Of course I’d be back, where I would take my experience as Guy at Gas Station and parlay it into more important roles like Man in Produce Section and Stranger on Cell Phone and Jogger in Park, though always being miscast, never getting credited for the part for which I was so aptly prepared, so commonly playing: Stalker. Though that term, that role, was one I did not consider then, for if I had it might have brought my protective compulsions to an end, and the twisted remainder of what actually happened to Melody, what happened to me, would have never come to fruition.

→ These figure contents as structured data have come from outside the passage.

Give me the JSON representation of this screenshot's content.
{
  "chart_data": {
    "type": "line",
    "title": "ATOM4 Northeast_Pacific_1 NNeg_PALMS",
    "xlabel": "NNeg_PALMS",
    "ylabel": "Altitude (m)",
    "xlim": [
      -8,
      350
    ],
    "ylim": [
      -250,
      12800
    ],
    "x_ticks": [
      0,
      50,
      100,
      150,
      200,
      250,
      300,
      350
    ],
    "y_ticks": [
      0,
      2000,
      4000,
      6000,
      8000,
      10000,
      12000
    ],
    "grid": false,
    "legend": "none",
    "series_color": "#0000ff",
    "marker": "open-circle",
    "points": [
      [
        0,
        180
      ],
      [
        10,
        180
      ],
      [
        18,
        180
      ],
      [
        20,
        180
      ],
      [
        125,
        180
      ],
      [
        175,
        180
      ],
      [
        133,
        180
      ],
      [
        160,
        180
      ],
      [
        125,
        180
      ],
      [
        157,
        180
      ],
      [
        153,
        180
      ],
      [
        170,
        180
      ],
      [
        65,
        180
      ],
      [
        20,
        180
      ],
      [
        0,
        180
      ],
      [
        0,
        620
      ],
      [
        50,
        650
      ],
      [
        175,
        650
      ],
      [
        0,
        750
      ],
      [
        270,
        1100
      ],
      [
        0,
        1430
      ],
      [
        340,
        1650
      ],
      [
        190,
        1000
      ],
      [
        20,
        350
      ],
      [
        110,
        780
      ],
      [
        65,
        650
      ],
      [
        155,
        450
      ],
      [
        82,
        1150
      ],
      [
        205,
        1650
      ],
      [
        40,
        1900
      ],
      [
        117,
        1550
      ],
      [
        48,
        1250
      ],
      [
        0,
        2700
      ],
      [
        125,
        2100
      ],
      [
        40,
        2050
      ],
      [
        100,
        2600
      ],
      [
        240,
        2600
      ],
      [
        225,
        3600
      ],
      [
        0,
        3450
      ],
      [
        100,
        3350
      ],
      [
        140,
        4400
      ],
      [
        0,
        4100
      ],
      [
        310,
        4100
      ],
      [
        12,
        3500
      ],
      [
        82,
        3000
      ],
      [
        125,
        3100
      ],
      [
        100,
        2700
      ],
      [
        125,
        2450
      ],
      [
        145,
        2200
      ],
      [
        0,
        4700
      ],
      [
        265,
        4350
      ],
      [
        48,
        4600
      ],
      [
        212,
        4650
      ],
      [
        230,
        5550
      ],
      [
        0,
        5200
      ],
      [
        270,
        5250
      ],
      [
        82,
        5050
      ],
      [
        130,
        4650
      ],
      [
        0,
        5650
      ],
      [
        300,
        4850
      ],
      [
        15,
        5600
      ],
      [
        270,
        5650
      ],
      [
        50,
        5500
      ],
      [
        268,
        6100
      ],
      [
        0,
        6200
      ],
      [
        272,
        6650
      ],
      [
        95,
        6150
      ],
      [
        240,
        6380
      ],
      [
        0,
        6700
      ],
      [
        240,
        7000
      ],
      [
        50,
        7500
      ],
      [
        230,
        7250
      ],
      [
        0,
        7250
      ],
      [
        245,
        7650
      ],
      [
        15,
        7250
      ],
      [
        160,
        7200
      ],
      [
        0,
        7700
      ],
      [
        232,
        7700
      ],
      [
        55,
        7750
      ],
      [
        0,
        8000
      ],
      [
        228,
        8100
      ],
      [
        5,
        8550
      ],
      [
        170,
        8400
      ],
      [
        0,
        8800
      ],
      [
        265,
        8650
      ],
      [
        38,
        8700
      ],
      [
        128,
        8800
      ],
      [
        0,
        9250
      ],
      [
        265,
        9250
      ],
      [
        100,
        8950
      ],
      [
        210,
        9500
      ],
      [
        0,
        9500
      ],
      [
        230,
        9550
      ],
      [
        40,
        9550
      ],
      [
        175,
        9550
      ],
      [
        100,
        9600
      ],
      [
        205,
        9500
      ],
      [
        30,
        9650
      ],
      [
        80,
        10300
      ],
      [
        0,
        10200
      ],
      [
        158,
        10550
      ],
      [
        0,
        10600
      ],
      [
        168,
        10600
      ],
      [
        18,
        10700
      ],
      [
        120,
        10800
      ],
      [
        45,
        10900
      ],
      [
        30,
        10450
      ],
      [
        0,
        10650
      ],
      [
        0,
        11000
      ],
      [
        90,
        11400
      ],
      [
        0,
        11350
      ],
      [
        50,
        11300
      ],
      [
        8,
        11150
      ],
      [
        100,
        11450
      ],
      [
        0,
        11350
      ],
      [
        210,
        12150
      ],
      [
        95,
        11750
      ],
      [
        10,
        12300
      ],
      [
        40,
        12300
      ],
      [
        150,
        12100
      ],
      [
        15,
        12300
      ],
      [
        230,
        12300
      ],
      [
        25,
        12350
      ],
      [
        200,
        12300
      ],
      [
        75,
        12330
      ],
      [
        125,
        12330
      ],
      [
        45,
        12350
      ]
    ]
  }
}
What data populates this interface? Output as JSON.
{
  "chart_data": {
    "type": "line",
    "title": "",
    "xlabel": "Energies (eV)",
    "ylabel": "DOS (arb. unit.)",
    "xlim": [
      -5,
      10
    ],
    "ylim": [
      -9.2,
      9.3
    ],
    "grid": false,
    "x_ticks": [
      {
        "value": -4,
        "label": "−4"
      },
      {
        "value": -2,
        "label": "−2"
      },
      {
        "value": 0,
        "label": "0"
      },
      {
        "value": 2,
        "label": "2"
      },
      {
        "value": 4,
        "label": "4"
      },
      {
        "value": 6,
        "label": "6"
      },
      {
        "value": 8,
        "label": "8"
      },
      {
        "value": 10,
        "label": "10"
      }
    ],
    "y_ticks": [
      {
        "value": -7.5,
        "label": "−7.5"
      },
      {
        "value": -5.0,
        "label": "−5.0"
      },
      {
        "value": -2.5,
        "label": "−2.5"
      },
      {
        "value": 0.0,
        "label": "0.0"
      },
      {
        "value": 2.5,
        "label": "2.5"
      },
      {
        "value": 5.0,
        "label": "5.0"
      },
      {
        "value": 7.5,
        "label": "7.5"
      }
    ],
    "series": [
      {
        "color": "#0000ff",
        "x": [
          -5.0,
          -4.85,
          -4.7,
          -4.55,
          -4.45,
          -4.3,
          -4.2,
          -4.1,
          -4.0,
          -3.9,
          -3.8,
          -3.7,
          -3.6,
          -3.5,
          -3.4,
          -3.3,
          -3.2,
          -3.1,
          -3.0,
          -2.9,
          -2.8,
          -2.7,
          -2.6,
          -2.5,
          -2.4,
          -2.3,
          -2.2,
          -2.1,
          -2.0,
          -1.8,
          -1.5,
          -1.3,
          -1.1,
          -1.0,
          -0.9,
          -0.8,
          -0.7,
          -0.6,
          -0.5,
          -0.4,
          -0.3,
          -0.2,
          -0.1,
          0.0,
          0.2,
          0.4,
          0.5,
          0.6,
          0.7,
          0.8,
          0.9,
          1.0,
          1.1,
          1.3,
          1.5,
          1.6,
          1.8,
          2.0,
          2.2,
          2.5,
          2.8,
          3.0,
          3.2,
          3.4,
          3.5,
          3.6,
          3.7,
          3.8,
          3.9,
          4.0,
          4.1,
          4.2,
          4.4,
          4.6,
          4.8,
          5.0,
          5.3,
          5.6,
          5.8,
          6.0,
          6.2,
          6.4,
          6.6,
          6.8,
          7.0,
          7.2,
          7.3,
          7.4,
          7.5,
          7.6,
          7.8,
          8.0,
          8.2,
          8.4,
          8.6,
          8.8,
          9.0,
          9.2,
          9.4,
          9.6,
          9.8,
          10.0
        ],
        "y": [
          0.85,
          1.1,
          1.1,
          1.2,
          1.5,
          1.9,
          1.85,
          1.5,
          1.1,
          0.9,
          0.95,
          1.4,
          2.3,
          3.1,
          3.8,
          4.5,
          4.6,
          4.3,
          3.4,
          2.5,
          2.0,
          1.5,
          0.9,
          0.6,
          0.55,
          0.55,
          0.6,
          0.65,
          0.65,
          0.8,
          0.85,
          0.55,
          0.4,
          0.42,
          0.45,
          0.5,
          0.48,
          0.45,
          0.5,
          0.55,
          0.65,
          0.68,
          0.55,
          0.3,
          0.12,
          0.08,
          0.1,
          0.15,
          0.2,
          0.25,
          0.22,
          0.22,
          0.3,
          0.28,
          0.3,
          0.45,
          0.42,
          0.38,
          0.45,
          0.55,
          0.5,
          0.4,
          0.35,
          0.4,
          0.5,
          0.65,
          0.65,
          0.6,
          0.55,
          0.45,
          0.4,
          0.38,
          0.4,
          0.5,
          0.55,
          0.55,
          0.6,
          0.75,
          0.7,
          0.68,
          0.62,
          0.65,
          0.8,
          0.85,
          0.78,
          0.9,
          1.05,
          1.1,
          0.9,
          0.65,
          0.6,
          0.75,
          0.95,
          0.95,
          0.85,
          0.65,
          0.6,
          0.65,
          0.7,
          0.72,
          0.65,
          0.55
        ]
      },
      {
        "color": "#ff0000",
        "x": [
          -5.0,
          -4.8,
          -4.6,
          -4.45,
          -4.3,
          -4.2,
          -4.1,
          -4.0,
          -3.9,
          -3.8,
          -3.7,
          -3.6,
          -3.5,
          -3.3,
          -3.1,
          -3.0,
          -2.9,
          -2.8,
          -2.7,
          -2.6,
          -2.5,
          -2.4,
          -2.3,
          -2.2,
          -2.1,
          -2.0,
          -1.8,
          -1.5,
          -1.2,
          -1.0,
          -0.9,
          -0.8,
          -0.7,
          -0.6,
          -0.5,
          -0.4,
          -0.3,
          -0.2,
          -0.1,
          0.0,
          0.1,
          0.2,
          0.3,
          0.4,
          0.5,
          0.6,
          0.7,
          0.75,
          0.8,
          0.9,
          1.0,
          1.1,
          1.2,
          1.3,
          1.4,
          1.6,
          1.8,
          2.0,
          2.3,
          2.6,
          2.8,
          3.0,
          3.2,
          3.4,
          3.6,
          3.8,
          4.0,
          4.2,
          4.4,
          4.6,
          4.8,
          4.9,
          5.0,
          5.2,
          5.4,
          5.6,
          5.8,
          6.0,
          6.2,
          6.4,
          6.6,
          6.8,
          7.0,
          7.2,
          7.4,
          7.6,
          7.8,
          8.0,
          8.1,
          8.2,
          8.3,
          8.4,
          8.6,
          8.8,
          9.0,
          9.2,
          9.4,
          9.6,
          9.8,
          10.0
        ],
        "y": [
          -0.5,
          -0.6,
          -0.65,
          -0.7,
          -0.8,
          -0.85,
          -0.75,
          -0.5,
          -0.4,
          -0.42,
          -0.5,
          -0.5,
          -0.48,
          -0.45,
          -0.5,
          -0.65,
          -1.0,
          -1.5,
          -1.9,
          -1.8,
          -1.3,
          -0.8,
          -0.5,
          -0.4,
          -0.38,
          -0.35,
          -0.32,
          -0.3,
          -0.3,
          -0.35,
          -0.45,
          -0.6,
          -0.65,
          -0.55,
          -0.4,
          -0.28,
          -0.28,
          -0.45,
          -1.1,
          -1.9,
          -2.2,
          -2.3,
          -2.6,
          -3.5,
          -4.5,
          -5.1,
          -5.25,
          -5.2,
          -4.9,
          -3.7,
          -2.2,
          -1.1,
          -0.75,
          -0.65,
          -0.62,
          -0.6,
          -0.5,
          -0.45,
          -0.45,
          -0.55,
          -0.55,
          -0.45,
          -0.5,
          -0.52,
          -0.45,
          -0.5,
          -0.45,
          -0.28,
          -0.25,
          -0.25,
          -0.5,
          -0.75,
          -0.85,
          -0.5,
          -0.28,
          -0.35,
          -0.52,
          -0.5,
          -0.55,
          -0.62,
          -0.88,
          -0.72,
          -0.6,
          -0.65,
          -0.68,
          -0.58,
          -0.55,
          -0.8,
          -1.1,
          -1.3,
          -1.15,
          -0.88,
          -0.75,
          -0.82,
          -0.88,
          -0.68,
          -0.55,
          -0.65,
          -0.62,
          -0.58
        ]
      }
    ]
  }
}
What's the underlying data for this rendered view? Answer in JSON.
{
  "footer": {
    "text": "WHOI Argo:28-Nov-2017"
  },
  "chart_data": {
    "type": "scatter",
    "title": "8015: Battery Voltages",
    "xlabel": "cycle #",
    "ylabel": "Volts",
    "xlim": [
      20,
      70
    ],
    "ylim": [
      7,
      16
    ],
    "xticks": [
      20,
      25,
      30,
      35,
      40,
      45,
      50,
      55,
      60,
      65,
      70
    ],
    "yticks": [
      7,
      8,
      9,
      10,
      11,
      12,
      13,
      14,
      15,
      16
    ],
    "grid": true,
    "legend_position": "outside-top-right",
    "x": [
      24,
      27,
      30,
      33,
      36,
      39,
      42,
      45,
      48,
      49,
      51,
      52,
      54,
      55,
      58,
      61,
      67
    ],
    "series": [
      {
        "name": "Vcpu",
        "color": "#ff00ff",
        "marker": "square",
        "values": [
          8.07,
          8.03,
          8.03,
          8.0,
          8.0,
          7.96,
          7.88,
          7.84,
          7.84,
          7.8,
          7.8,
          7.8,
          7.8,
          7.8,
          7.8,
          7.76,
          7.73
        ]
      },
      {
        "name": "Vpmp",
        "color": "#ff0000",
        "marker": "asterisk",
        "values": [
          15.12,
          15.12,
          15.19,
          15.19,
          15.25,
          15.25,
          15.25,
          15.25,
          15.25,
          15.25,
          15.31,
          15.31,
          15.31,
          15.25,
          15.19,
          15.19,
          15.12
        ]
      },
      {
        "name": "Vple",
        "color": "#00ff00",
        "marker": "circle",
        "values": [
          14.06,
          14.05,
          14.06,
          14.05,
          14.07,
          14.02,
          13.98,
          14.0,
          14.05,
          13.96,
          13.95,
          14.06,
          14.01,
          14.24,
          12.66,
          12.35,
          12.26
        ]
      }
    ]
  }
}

Certainly all of the signs were there: large unaccounted-for gaps in time, sudden disappearances lacking instigation, the lies to my family for what my reasons for finding her were. But I argued them away, as my true intentions for Melody were to protect her—protect her from the people I was lying to—and to make sure she was okay. I wasn’t following her with some fuel of obsession; I was guarding her life.

Spoken like a true stalker.

And as I turned off my car and pulled the keys from the ignition, I knew the next visit Randall Gardner received from a Bovaro would probably be from me.